En 1984, Rolls publicó en Appetite un estudio titulado “cambios en el placer e ingesta de alimentos en una comida variada de cuatro platos” en el que demostraba que la saciedad puede ser específica para cada alimento comido: quienes recibieron cuatro platos diferentes consumieron alrededor de un 60% más de calorías que el grupo que recibió cuatro platos idénticos porque los primeros comieron más. “Si tienes opciones, a medida que un alimento empieza a saber menos bien debido a esta variación, cambiarás a otros”, relata Rolls. Por eso comemos más patatas fritas si nos las ofrecen primero con kétchup y luego con mayonesa, como describieron otros investigadores en Physiology & Behavior, o los niños comen más verduras cuando se les sirven varios tipos juntos, como demostró Rolls en The American Journal of Clinical Nutrition. Así, los primeros bocados de un plato delicioso siempre nos van a gratificar más que los últimos. Y no solo hacemos hueco para el postre, también para el segundo plato cuando estamos aburridos del primero. El postre, además de un nuevo estímulo, es dulce, lo que lo hace aún más apetecible.
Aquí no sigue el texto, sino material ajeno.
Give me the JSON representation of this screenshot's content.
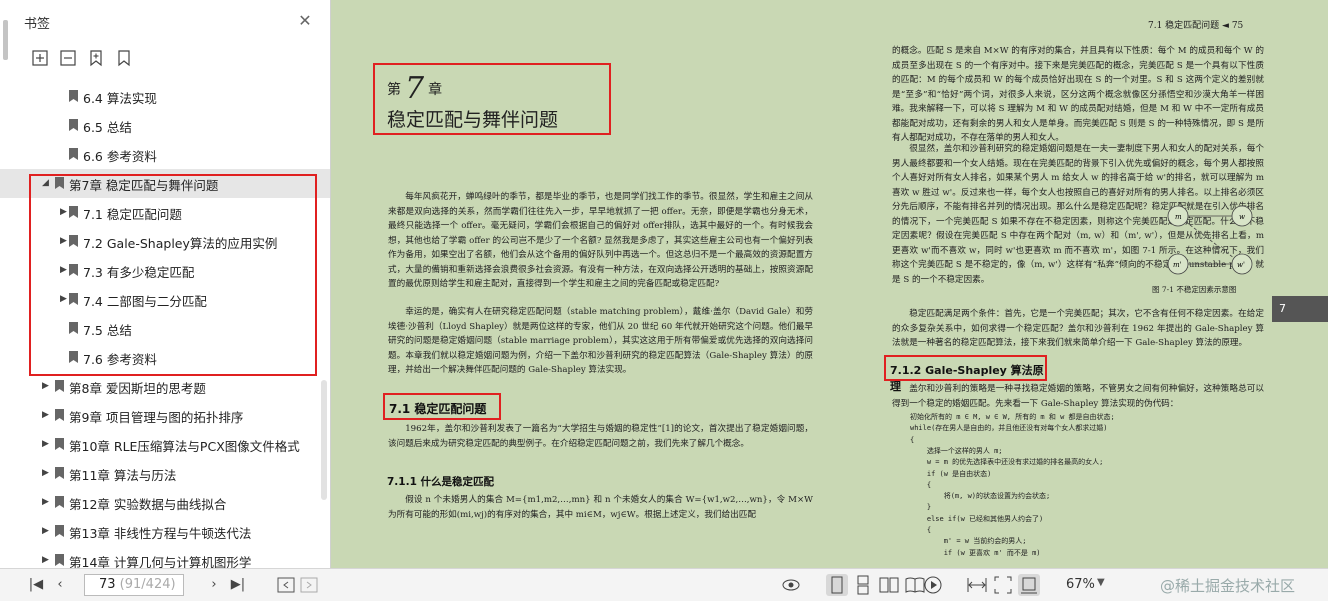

Es más, comeríamos más helado si nos dieran dos sabores que uno solo, precisa Rolls. Todo ello se debe a que una dieta saludable debe ser variada y nuestro cerebro ha evolucionado durante milenios para recompensar esa disparidad, proporcionándonos placer con los cambios en sabor, presentación, olor, textura y otras cualidades alimentarias. “Somos omnívoros”, recuerda Rolls: buscamos comer variado para garantizar una diversidad de nutrientes necesarios. La contrapartida es que no ha tenido tiempo para adaptarse a los estímulos de miles de productos malsanos que llenan desde hace unas décadas las estanterías de los supermercados.
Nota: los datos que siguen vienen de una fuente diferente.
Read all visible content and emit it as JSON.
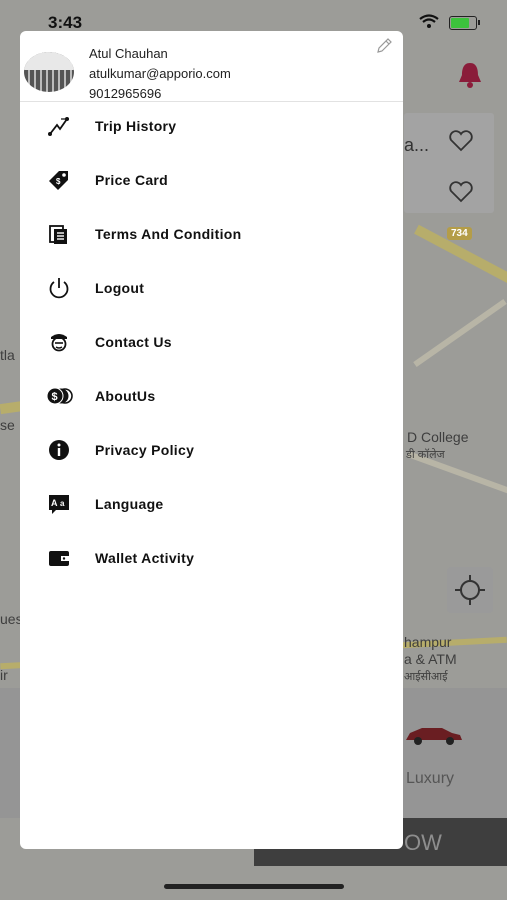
{
  "status_bar": {
    "time": "3:43"
  },
  "profile": {
    "name": "Atul Chauhan",
    "email": "atulkumar@apporio.com",
    "phone": "9012965696"
  },
  "menu": [
    {
      "label": "Trip History",
      "icon": "route-icon"
    },
    {
      "label": "Price Card",
      "icon": "price-tag-icon"
    },
    {
      "label": "Terms And Condition",
      "icon": "documents-icon"
    },
    {
      "label": "Logout",
      "icon": "power-icon"
    },
    {
      "label": "Contact Us",
      "icon": "support-agent-icon"
    },
    {
      "label": "AboutUs",
      "icon": "coins-icon"
    },
    {
      "label": "Privacy Policy",
      "icon": "info-icon"
    },
    {
      "label": "Language",
      "icon": "translate-icon"
    },
    {
      "label": "Wallet Activity",
      "icon": "wallet-icon"
    }
  ],
  "background": {
    "map_labels": {
      "college": "D College",
      "college_hi": "डी कॉलेज",
      "road_number": "734",
      "atm_line1": "hampur",
      "atm_line2": "a & ATM",
      "atm_hi": "आईसीआई",
      "left1": "tla",
      "left2": "se",
      "left3": "ues",
      "left4": "ir"
    },
    "search_snippet": "a...",
    "vehicle_label": "Luxury",
    "action_button": "OW"
  },
  "colors": {
    "drawer_bg": "#ffffff",
    "map_overlay": "#9c9c98",
    "bell": "#8a1c3a",
    "battery": "#3cc23c"
  }
}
¿Cómo evitamos, entonces, caer en la tentación? Entendiendo estos mecanismos y que los ambientes de socialización o la amplia disponibilidad de alimentos, como ocurre en los buffet libres, también nos empujan a comer más. Como la sensación de plenitud desde que empezamos a comer puede tardar unos 20 minutos, también tiene sentido comer más despacio y tomarnos un tiempo antes de decidir si de verdad necesitamos la tarta, si optamos por algo más saludable o si no queremos nada. En última instancia, siempre podemos compartir postres o pedir porciones reducidas. Sabio apunta a la educación temprana en hábitos saludables, sin olvidar que todo nuestro entorno, la publicidad y un sinfín de estímulos nos empujan a comer productos más sabrosos e insanos. “La solución es acostumbrarnos desde pequeños a que el dulce lo tenemos que conseguir de la fruta y a que, solo en determinadas ocasiones, tomemos un postre con mucho azúcar. Es como la sal, cuanta más tomas, más necesitas”, concluye la experta. Pero esa es otra historia y debe ser contada en otra ocasión.